Through TESS, it will be possible for scientists to study the masses, sizes, densities, orbits and atmospheres of a large number of small planets --- including a sampling of rocky worlds in the habitable zones of their host stars.
That project's survey will identify main targets to be further studied through other ground-based and spaced based telescopes, in particular the James Webb Space Telescope, an infrared telescope considered the successor to both the Hubble and Spitzer space telescopes and set space launch in 2018.
"The selection of TESS has just accelerated our chances of finding life on another planet within the next decade," said Sara Seager, a professor of planetary science and physics at MIT.

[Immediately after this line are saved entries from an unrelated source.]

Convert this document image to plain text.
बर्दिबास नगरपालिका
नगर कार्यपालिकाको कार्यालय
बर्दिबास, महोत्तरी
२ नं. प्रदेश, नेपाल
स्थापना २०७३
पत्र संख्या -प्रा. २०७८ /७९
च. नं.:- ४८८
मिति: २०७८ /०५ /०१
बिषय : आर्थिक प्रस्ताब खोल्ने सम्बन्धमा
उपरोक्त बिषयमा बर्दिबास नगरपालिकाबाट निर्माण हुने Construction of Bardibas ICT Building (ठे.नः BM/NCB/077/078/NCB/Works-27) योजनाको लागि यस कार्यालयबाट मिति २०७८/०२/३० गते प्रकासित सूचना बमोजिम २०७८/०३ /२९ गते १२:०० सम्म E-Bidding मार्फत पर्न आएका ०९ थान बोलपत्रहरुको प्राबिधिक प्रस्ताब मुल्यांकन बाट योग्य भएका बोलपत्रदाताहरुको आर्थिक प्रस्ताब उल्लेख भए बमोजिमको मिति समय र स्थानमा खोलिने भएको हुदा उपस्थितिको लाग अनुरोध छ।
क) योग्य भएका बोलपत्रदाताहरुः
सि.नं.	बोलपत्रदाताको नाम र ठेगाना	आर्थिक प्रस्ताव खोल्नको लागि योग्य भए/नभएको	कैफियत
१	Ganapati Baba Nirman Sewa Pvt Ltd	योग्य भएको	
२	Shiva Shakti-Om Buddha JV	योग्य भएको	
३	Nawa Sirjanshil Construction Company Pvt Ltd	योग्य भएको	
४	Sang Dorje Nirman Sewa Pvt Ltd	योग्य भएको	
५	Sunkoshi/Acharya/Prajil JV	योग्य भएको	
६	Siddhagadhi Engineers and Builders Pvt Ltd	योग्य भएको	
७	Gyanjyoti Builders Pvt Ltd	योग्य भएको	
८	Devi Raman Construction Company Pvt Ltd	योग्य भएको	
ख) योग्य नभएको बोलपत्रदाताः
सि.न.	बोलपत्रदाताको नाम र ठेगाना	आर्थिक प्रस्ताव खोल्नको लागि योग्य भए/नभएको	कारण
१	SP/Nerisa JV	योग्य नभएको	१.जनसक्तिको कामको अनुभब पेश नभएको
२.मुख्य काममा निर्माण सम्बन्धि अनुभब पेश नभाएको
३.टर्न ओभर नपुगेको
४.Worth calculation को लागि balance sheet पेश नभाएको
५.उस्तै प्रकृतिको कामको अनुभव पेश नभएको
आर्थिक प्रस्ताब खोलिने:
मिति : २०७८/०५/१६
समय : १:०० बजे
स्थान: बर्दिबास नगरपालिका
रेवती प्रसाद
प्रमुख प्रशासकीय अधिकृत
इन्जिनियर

The TESS project was selected through NASA's Explorer contest, the space agency's oldest continuous program, which is designed to provide frequent, low-cost access to space for space science investigations focused on the universe in general or the Sun in particular.
The Explorer program has launched more than 90 missions, starting back in 1958 with Explorer 1, the nation's first orbiting satellite.
"The Explorer Program has a long and stellar history of deploying truly innovative missions to study some of the most exciting questions in space science," said John Grunsfeld, NASA's associate administrator for science in Washington. "With these missions we will learn about the most extreme states of matter by studying neutron stars and we will identify many nearby star systems with rocky planets in the habitable zone for further study by telescopes such as the James Webb Space Telescope."